Photo by Mark Wilson/Getty Images.

Photo by Mark Wilson/Getty Images.

Update: Meadows’ legislation to repeal the Local Budget Autonomy Amendment Act passed in the House of Representatives.

Original: Amid two separate pieces of legislation in the House of Representatives that seek to repeal D.C. budget autonomy, Speaker Paul Ryan stepped into the fray to insist that Congress needs to control the District purse strings.

“The current D.C. government is running fast and loose with the Constitution,” Ryan, a Wisconsin Republican, writes in a statement.

Ryan says that the District having control over its own locally raised funds has consequences, but can only name one. “The D.C. government wants to use revenues to fund abortions in the District,” the statement says. “House Republicans will not stand for that.”

Ryan promises that today the House will pass legislation introduced by Congressman Mark Meadows (R-NC) that would repeal D.C. budget autonomy, preemptively repeal this year’s budget, and amend the Home Rule Act to prevent future legislation on the issue. It’s less clear whether it will pass in the Senate, where D.C. Congresswoman Eleanor Holmes Norton has vowed to fight it. President Obama issued a veto threat over the legislation, as well.

The president’s statement of administration policy notes one consequence of not having budget autonomy. “Subjecting the District to the lengthy and uncertain congressional appropriations process for its use of local tax collections imposes both operational and financial hardships on the District, burdens not borne by any other local government in the country,” it says.

In a speech on the House floor today, Norton referred to Republican legislators as “despots” for imposing their will on D.C. residents and refusing to allow a vote on her amendment, which would have made the budget autonomy part of federal law.

Congressman Elijah Cummings (D-MD), ranking member on the House Oversight Committee, also spoke out against the bill on the floor. “I do not believe there is a member of Congress who would stand for the federal government dictating the local budget of a city in his or her district, and D.C. should be treated no differently. Granting D.C. local budget autonomy is not only the right thing to do, it would also have significant financial benefits for the District, such as lower borrowing costs,” he said.

However, Meadows’ legislation isn’t the only one seeking to repeal budget autonomy for the District. A federal draft appropriations bill also “continues to appropriate the District’s local funds.” It contains provisions that block the use of federal or local funds for abortions, or toward full implementation of D.C.’s cannabis laws, and prevents the use of federal funds towards needle exchanges in the city.

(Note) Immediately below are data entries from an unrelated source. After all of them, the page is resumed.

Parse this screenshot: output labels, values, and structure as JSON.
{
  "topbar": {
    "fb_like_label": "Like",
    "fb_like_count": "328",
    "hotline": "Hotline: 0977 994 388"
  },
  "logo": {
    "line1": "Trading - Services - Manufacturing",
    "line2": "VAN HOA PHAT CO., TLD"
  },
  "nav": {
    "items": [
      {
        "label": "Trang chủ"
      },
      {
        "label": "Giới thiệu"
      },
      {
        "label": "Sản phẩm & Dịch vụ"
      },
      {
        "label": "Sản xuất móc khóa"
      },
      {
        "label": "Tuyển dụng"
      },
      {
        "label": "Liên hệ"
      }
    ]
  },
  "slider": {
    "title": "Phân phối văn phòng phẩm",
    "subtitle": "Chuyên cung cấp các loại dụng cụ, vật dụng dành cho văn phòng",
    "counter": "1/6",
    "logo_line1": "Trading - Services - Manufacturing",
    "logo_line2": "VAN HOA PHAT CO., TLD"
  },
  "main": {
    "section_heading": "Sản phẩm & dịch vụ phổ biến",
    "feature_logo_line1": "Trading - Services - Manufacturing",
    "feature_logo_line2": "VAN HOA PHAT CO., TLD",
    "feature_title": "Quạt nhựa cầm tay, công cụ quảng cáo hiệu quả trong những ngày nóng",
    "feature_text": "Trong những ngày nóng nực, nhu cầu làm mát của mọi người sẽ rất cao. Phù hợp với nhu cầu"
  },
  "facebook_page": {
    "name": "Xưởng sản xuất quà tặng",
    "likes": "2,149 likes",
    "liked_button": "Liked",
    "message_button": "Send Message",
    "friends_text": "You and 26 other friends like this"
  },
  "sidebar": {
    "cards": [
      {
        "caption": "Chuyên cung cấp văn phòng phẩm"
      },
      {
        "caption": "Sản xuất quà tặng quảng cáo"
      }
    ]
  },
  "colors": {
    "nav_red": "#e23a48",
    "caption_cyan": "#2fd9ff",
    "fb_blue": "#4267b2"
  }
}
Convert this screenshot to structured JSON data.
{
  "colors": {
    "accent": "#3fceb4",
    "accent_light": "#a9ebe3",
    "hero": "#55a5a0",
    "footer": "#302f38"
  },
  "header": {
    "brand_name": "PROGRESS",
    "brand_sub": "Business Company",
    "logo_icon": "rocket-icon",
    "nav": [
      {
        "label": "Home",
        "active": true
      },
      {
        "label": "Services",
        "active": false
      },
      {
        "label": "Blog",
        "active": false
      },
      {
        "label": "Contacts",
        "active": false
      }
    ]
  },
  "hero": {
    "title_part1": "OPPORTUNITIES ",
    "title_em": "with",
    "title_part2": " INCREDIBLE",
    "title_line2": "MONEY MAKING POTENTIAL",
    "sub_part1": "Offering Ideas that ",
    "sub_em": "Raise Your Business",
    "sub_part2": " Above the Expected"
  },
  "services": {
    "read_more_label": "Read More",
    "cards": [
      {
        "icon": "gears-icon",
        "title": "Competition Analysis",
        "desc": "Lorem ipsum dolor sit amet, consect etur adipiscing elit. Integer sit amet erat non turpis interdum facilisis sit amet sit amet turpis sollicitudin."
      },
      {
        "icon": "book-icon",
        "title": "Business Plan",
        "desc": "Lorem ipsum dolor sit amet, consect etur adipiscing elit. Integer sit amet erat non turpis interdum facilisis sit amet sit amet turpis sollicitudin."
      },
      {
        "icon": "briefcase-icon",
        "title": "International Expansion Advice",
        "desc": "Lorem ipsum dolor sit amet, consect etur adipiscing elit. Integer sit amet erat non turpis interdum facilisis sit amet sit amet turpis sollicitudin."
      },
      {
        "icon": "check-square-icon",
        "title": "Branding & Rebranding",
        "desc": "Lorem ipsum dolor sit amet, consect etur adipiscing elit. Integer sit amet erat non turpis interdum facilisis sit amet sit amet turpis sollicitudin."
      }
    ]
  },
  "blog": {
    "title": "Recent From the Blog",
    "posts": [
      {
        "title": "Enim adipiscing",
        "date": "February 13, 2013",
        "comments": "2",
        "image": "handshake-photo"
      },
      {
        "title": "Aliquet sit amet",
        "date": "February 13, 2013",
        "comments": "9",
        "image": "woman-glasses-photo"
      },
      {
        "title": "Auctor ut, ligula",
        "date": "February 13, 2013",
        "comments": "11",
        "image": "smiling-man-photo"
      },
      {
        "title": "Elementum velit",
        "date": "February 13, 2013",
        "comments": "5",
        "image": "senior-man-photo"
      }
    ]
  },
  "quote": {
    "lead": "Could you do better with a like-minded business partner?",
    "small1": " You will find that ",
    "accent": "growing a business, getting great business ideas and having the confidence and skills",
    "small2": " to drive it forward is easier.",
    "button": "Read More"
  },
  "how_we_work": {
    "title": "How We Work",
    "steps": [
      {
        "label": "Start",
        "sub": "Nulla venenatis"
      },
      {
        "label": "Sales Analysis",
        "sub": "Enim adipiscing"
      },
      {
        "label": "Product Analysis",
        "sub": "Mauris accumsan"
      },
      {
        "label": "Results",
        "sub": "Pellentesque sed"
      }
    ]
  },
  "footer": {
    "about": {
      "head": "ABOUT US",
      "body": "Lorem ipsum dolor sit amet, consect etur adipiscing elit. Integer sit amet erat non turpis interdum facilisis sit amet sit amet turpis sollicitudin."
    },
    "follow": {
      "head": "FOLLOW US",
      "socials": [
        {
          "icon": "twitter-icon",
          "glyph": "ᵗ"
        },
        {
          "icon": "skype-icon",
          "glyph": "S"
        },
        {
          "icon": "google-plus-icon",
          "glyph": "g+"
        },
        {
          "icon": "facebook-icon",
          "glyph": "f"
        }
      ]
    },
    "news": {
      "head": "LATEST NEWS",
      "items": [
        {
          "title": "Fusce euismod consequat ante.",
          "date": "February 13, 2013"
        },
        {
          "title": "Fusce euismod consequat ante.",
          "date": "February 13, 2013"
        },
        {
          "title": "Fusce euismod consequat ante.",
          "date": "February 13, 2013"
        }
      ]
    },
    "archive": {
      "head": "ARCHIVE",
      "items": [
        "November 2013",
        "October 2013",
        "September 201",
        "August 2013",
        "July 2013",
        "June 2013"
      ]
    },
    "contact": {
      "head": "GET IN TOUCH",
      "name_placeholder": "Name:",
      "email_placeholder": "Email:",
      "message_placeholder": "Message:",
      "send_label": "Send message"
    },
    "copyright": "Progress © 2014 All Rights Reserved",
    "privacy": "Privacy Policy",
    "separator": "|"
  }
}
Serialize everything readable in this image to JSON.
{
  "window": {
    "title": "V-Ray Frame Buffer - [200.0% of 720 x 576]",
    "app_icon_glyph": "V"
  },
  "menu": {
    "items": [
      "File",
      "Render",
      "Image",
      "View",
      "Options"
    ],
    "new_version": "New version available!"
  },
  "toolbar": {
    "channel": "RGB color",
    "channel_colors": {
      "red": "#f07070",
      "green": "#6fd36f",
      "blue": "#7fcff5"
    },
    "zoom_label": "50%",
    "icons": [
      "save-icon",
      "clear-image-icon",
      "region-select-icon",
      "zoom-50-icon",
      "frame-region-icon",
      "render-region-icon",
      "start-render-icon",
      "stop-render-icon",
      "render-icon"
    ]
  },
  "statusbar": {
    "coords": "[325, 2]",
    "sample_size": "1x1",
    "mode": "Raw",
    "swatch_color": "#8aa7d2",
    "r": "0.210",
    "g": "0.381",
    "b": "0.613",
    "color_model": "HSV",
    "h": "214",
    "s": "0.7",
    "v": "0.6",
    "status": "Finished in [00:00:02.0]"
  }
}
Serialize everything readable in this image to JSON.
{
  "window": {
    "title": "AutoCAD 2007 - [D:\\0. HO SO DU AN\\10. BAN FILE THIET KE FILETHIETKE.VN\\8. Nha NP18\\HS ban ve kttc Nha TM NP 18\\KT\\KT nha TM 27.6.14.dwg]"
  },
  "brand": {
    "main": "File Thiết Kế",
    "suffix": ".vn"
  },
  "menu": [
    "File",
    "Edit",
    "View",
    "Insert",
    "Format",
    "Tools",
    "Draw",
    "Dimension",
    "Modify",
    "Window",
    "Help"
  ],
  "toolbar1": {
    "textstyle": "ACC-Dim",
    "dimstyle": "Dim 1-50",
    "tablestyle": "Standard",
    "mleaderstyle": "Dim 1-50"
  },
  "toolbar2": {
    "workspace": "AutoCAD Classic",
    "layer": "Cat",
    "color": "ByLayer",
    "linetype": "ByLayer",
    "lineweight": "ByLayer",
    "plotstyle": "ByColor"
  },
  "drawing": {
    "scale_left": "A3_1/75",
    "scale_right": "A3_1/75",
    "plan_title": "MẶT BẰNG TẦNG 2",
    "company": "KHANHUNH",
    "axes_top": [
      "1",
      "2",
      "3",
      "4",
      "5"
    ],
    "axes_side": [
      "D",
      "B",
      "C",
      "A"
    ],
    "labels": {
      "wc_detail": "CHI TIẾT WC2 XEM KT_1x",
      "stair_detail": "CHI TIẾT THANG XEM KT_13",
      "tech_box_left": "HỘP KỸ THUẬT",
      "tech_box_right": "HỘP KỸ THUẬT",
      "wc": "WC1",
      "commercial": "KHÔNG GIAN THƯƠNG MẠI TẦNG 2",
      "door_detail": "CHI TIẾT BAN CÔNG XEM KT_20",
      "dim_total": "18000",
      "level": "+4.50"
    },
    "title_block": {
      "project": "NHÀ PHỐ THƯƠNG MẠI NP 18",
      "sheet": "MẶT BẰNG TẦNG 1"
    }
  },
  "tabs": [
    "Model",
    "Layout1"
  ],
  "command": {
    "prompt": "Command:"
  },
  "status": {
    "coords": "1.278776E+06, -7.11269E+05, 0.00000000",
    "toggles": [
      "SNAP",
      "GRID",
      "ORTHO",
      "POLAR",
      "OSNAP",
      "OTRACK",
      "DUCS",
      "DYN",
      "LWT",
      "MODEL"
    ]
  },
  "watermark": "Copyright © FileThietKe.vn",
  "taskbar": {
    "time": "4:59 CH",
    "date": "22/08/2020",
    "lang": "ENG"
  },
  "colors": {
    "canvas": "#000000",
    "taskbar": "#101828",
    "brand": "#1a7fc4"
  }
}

And that bill must pass to keep the federal government funded in 2017, though the Senate will write its own version and the two chambers will negotiate to create the final legislation.

D.C. Mayor Muriel Bowser said in a statement yesterday that she has been executing the law, as is her job. “The American people expect their congressional representatives to focus on the issues affecting our nation—safety and security, fair wages, and growing the middle class—not on the local budget of D.C.”